Her friends and family worry about Helen, as the bird becomes her only concern.
She stops working to stay with Mabel and even brings her to social events, cutting herself off from interacting with many human beings.
Helen and Mabel descend into squalor together.
And while Mabel becomes stronger and more powerful, Helen crumbles further into depression.
Foy is obviously doing all the bird-handling for real and totally immerses herself in the part.
To do so, there must have been a remarkable amount of training and trust between her and this bird of prey that looks like it weighs a ton on her arm.
The flashback scenes between Foy and Gleeson are incredibly natural and the casualness of their special relationship shines through the screen.
The words between them are casual and fun, but it is as though they have their own special dialogue.
Based on the bestselling book of the same name by Helen Macdonald about her own experience, this beautiful and heartbreaking film portrays with exquisite class the disarray that unrelenting grief brings to people’s lives.

Saipan tells the tale of Roy Keane and Mick McCarthy’s dramatic fallout in the 2002 World CupCredit: PA
THERE has rarely been a dull moment with football hardman Roy Keane, either on or off the pitch.
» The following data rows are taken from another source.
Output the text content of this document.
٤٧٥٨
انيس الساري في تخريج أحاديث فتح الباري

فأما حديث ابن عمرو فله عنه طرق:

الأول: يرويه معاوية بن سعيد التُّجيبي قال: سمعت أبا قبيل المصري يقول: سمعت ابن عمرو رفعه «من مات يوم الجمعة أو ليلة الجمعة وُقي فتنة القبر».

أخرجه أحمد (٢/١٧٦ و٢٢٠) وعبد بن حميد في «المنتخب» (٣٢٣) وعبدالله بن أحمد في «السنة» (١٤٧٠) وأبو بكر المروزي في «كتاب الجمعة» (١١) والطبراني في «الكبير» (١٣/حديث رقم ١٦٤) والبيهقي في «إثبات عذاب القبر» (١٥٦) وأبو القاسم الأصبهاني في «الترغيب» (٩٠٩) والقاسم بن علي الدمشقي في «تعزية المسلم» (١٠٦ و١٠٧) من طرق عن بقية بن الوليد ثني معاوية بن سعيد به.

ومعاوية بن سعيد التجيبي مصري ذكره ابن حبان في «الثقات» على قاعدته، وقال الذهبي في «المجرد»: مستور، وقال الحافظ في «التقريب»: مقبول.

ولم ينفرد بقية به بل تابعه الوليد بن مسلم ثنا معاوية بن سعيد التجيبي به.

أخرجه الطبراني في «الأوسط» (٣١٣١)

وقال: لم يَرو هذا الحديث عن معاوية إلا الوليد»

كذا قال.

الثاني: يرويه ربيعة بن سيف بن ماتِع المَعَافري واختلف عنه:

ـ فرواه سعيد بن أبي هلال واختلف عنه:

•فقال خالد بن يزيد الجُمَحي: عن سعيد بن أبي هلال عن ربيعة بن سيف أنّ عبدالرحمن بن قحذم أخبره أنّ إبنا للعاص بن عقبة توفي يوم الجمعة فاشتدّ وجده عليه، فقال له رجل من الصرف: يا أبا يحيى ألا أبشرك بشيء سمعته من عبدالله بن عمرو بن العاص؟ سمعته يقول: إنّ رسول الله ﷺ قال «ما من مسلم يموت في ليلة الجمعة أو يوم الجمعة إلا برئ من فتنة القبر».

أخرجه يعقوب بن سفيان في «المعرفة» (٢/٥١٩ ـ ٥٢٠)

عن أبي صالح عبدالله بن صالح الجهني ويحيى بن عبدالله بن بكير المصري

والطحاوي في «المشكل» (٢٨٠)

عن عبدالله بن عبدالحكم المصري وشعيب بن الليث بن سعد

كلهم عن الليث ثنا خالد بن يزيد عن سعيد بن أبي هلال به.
Having launched into plenty of reckless tackles at Manchester United, he’s now scything through the game as a pundit with putdowns such as, “If Liverpool were playing in my back garden, I wouldn’t watch them”.
So his career controversy high-point – quitting Ireland’s World Cup squad in 2002 – had the potential for great entertainment.
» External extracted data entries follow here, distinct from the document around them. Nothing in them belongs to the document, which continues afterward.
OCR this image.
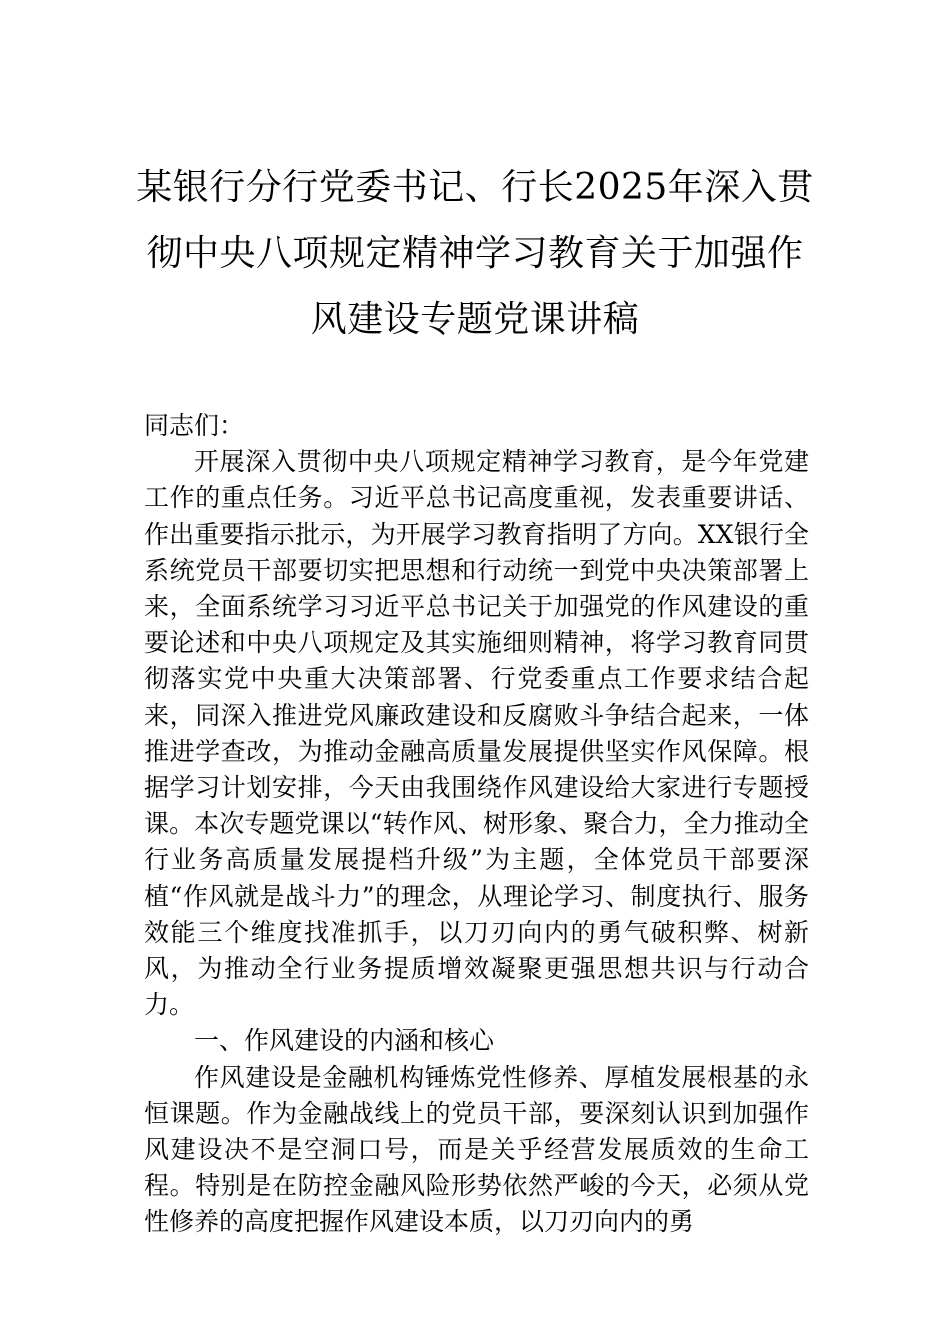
某银行分行党委书记、行长2025年深入贯彻中央八项规定精神学习教育关于加强作风建设专题党课讲稿

同志们：

开展深入贯彻中央八项规定精神学习教育，是今年党建工作的重点任务。习近平总书记高度重视，发表重要讲话、作出重要指示批示，为开展学习教育指明了方向。XX银行全系统党员干部要切实把思想和行动统一到党中央决策部署上来，全面系统学习习近平总书记关于加强党的作风建设的重要论述和中央八项规定及其实施细则精神，将学习教育同贯彻落实党中央重大决策部署、行党委重点工作要求结合起来，同深入推进党风廉政建设和反腐败斗争结合起来，一体推进学查改，为推动金融高质量发展提供坚实作风保障。根据学习计划安排，今天由我围绕作风建设给大家进行专题授课。本次专题党课以“转作风、树形象、聚合力，全力推动全行业务高质量发展提档升级”为主题，全体党员干部要深植“作风就是战斗力”的理念，从理论学习、制度执行、服务效能三个维度找准抓手，以刀刃向内的勇气破积弊、树新风，为推动全行业务提质增效凝聚更强思想共识与行动合力。

一、作风建设的内涵和核心

作风建设是金融机构锤炼党性修养、厚植发展根基的永恒课题。作为金融战线上的党员干部，要深刻认识到加强作风建设决不是空洞口号，而是关乎经营发展质效的生命工程。特别是在防控金融风险形势依然严峻的今天，必须从党性修养的高度把握作风建设本质，以刀刃向内的勇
And when Irish actor Eanna Hardwicke shows Keane speaking his mind, this comic drama amuses.
But Saipan, which takes its title from the island where Ireland warmed up for the tournament, is just as much about the team’s then- manager, Mick McCarthy.
Steve Coogan plays Big Mick, a confident man in real life, as a tongue-tied henpecked mess who fears Keane. If Coogan was acting in my garden, I’d close the curtains.
There would have been far more drama if the strong- willed pair had gone head-to-head on screen.
Fun as it is, Saipan doesn’t have enough to sustain a 90- minute movie. By the final whistle, I was wondering what all the fuss was about.
GRANT ROLLINGS
MERCY
(12A) 101mins
★★★☆☆

Chris Pratt stars in this adrenaline-fuelled tale about an AI courtroom where everyone is assumed guilty until proven innocentCredit: AP
GAMERS will love this adrenaline-fuelled tale screened in 3D about an AI courtroom where everyone is assumed guilty until proven innocent.
Chris Raven (Chris Pratt) is an LAPD officer who awakes, hungover, to find himself secured in the sentencing chair.
He is on trial at the so-called Mercy Court for the murder of his wife and, as a digital clock ticks down, he has just under two hours to convince automated Judge Maddox (Rebecca Ferguson) he is not guilty.
In this justice system, there’s no lawyer to defend him, no jury to decide his fate.
He can use only hard evidence and truths to enable his acquittal.
If he fails, the seat he’s strapped into will execute him immediately.
The action is mainly confined to the courtroom but director Timur Bekmambetov (Wanted) keeps the tempo up.
There is enough tension to keep you invested as breakaways to body-cam recordings and calls to a fellow officer enable Det Raven to piece together what happened.
But on exiting this simulated tribunal towards the end, the plot does start to feel a bit overcooked.